Trovai Rok, un ragazzone sloveno, salendo pian piano lungo il Prag, e assieme, diventammo due vagabondi. Quella sera approdammo allo Stanič, nella legnaia per la precisione, spifferata da tutti i venti che s’abbattevano contro il Begunski Vrh e lo Cmir. Passammo insieme cinque giorni su per sentieri, lungo creste, in cima a monti quasi mai frequentati. Era bello scoprire, insieme, nuovi orizzonti attorno a quello che era stato il paradiso dello Rojenice, dove oggi sono rimasti soltanto i sette laghi a specchiare il cielo. Imparai a conoscere la sua allegria, le sue paure e i suoi entusiasmi. E, logico, egli conobbe i miei. Parlavamo a lungo, tutti e due in uno stentato croato. Sogni, confidenze, speranze. Su un boccone di pane raffermo, una fettina di pancetta. Vicino a sorgenti o mentre aspettavamo il sonno nei bivacchi disastrati, spesso privi di un minimo comfort, letamai d’immondizie. Seduti sulla soglia o fuori, a ridosso di un sasso, con ai piedi le valli immerse nella bruma e in alto le stelle a grappoli.

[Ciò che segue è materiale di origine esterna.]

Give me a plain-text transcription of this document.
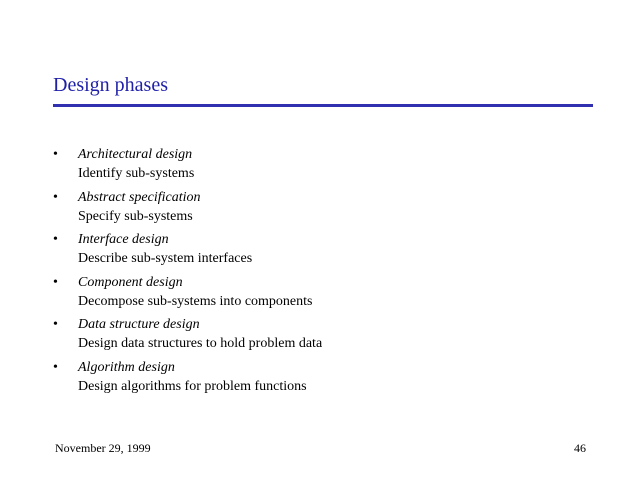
Design phases
• Architectural design
Identify sub-systems
• Abstract specification
Specify sub-systems
• Interface design
Describe sub-system interfaces
• Component design
Decompose sub-systems into components
• Data structure design
Design data structures to hold problem data
• Algorithm design
Design algorithms for problem functions
November 29, 1999	46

Ci lasciammo sulla Komna, sotto il Bogatin, lui diretto a Bohinj e io a Lepena. Ci lasciammo nel giardino delle fate, diventato tragica pietraia, dove pur era fiorita una sincera amicizia. Seguii il suo passo gagliardo per un po’, fino alla svolta del sentiero dove i larici spogli lo inghiottirono. La solitudine che seguì mi fece trovare prima del tempo la via di casa in quel tardo autunno di qualche anno fa.